Buy A Home That Is Owned by A Bank
The lowest priced homes you will notice will be sold at auction. This runs a risk for people looking for a bargain because you don’t have the benefit inspecting the home to see what you are getting into. The home could very well need thousands of dollars of repairs to make it livable once again. Furthermore, the foreclosed property may have “liens for outstanding tax payments,” according to “Is Buying A Foreclosed Home Ever A Good Idea?” This could mean you will have to deal with the IRS to settle what is owed.

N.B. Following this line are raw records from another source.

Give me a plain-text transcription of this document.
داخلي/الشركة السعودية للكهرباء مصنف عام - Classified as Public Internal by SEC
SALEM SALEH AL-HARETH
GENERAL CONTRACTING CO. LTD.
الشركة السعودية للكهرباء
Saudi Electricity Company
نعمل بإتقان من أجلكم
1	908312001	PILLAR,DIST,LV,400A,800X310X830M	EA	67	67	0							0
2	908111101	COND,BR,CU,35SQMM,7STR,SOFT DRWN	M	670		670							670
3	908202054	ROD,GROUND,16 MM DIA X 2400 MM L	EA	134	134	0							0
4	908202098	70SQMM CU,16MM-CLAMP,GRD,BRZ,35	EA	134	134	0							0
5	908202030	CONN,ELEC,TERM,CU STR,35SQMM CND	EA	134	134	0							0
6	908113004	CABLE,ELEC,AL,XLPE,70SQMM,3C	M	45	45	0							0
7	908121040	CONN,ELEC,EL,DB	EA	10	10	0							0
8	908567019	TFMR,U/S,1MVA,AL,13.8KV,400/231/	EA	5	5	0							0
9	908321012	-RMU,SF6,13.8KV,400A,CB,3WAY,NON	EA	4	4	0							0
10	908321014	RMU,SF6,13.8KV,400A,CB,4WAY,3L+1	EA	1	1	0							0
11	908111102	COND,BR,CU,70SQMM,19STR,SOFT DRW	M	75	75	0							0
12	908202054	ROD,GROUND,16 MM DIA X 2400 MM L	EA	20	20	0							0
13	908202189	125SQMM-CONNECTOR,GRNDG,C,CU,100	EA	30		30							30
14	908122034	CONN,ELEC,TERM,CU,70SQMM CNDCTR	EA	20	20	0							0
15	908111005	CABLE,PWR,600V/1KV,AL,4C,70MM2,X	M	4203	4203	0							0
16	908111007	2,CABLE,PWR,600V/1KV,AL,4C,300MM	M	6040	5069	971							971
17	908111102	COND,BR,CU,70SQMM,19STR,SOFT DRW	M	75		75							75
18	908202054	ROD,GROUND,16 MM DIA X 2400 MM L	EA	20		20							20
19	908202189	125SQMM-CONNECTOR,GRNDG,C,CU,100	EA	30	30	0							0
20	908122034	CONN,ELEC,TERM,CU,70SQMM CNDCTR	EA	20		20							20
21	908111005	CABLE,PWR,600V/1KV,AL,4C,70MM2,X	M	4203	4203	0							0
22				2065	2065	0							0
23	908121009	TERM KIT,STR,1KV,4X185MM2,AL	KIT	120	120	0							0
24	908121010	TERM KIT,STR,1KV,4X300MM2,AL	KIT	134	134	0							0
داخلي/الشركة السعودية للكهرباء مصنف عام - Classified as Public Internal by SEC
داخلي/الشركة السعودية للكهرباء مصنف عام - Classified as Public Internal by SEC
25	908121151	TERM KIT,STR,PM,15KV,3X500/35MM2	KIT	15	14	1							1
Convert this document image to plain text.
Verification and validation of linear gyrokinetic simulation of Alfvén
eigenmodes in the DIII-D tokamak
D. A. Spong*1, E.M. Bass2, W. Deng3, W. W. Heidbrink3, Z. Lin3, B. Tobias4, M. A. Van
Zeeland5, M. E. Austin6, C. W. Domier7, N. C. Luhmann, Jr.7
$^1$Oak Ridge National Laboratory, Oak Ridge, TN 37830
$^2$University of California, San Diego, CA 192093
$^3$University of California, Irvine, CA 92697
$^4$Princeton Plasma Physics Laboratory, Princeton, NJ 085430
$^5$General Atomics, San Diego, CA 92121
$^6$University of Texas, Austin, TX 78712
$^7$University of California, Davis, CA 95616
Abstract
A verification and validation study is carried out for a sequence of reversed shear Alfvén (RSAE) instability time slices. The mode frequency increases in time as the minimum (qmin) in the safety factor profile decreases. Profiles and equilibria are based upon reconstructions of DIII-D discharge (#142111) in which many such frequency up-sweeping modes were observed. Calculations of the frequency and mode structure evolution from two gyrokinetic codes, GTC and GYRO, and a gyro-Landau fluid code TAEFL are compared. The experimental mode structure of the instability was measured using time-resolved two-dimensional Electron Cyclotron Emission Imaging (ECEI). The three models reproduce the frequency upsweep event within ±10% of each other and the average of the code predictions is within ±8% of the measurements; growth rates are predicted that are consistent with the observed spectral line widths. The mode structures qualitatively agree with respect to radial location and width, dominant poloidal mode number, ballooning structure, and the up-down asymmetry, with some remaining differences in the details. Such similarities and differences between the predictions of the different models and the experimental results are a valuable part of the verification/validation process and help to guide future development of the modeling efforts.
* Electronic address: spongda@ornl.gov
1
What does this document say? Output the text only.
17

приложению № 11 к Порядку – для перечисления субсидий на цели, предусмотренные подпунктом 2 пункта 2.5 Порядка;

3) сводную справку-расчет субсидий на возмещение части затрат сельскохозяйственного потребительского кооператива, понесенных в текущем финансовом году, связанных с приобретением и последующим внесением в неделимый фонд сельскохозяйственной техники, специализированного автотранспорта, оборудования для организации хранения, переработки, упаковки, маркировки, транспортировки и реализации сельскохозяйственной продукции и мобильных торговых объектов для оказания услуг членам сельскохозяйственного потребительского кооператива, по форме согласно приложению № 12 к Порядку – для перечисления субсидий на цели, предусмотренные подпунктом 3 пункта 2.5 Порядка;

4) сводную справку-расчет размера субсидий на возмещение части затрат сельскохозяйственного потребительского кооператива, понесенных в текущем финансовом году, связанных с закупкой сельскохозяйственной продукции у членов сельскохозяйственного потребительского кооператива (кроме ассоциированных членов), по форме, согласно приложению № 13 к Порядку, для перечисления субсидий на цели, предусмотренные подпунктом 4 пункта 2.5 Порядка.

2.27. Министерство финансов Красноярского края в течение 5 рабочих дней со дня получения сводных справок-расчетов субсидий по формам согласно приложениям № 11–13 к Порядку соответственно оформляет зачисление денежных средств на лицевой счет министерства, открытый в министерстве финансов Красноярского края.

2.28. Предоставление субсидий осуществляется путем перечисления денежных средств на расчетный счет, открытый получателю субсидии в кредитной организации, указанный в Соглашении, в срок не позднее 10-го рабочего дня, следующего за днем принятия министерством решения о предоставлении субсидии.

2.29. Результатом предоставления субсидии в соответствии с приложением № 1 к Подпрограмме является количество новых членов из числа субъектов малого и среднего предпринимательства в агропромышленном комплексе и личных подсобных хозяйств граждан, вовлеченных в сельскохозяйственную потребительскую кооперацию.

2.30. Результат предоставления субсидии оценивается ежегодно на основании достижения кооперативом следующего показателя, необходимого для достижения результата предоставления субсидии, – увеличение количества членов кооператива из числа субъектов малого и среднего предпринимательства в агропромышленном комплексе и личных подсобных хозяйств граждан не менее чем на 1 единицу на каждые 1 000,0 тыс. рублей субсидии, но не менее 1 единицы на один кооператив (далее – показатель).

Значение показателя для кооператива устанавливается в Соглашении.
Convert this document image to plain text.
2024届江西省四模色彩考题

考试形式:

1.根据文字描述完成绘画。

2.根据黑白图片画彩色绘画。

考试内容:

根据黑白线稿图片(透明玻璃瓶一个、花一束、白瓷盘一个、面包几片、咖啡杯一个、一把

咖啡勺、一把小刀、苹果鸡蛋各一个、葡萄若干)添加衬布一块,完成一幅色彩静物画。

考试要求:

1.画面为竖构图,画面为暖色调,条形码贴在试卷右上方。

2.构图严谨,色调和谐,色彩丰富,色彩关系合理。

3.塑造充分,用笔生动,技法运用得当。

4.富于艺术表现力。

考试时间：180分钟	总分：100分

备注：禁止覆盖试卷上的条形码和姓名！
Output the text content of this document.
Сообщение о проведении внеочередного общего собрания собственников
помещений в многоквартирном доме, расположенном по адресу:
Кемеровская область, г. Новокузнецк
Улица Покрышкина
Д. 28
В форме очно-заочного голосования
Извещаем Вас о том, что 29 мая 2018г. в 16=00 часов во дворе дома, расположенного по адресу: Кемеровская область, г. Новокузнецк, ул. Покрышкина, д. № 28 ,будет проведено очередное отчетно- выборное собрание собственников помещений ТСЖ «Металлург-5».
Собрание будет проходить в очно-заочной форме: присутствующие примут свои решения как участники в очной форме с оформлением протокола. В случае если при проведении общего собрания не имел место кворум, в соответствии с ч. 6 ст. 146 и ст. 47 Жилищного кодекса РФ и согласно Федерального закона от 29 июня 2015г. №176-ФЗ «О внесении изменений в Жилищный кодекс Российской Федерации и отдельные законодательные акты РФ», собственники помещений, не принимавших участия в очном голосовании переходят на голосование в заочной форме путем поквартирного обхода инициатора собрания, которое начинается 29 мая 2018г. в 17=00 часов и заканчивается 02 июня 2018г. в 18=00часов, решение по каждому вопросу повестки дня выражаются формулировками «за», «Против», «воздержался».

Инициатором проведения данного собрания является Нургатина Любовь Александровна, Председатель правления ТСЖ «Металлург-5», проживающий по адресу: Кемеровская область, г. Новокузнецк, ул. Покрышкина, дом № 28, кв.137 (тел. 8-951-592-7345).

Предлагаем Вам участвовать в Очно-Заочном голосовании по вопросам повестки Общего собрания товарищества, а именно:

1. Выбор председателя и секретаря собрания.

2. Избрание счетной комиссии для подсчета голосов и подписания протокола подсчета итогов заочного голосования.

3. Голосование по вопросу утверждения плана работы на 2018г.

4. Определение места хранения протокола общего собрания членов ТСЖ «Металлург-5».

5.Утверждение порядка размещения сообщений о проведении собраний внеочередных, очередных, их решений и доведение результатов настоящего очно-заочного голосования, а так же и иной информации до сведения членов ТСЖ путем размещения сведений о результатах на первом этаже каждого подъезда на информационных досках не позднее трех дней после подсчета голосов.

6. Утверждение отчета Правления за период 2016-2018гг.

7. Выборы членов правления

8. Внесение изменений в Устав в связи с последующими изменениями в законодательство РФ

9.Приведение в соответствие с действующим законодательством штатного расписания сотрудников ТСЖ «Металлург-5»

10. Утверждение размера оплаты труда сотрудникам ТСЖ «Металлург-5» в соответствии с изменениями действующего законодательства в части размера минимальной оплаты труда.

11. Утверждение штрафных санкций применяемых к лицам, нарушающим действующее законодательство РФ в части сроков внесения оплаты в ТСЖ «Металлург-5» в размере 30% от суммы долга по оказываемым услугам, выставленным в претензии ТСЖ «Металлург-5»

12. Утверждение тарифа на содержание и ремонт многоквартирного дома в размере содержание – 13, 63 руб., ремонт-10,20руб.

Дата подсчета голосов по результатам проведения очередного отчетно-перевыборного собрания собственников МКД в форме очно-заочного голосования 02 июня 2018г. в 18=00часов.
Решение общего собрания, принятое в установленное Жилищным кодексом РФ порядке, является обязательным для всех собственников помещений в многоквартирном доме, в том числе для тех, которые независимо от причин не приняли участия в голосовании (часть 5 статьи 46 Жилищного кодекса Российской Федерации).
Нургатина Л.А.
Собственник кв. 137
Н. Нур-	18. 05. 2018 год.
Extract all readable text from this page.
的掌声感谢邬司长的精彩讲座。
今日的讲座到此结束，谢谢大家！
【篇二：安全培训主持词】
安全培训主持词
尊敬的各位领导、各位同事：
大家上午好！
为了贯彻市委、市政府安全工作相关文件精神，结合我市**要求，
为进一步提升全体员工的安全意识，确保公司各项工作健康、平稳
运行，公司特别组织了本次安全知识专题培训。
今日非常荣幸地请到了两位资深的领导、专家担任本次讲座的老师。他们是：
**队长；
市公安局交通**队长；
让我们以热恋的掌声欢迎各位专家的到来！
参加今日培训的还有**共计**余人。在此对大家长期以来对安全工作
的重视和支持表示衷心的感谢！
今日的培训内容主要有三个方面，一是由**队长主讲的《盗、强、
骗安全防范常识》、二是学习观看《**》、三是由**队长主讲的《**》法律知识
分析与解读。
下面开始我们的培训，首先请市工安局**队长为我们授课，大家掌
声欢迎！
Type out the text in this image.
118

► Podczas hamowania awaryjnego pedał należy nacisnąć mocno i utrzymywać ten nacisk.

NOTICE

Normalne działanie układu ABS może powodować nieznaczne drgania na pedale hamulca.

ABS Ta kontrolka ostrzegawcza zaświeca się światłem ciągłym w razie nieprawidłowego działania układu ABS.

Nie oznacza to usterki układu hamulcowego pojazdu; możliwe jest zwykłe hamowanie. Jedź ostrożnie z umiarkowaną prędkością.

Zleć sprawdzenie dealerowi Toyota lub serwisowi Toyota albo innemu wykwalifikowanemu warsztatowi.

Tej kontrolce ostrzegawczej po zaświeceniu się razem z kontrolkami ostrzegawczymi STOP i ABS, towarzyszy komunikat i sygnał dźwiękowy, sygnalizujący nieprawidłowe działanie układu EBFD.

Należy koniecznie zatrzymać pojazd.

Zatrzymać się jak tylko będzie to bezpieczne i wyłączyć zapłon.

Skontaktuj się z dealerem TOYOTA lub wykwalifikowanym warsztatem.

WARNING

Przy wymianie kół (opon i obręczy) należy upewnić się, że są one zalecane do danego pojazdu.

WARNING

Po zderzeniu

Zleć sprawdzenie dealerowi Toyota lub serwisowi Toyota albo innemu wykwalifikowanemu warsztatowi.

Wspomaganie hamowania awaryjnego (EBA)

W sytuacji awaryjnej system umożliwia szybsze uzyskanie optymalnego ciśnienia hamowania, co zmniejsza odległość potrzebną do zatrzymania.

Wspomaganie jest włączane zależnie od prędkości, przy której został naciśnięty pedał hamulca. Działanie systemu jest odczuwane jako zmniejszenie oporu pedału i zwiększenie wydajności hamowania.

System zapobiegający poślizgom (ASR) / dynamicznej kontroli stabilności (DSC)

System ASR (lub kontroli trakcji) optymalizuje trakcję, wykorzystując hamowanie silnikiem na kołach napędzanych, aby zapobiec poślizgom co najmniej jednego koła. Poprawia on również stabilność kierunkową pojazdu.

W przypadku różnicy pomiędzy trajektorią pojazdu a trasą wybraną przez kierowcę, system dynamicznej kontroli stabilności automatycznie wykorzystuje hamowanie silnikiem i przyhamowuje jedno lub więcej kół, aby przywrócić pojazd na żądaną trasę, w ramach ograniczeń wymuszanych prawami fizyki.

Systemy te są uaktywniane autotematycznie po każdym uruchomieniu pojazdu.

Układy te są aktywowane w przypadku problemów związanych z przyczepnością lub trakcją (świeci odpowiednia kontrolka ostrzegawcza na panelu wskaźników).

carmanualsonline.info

The other safer option that is available to you is to purchase a foreclosed home from a bank. These properties are known as real-estate owned homes, or REO, and the banks have taken over ownership. They tend to sell these kinds of properties below market value and they are responsible for paying off any liens against the pretty. But the real benefit for the buyer is arguably the most important—the ability to hire a home inspector. Rather than not knowing what you are getting into, you can have a home inspector take a look at the home to determine what sort of repairs that you should expect to make if you buy it.
Other Things to Improve the Bargain
If you intend to purchase a foreclosed home, then you should see if you can do it using cash. According to “7 steps to a great foreclosure buy,” many lenders these days are favoring cash purchases. More often than not, they will take a cash deal over someone that requires financing. You can use this as a bargaining chip to get a better price.
Coupled with a cash purchase, you can attempt to negotiate a lower price if you make try to purchase the property at the end of the year. Most banks would rather have the deal off the books than keep it into the following year. If you can come forward with enough cash to buy, and make it clear you can close by the last day of the year, you will have put yourself in a great bargaining position.
If you do find a property that seems like a steal, don’t forget to analyze the neighborhood it is in, what sort of amenities are in the area around it, and how the school district is rated. All of these things should be considered because this will help you determine if the home will be able to hold its value in the long run.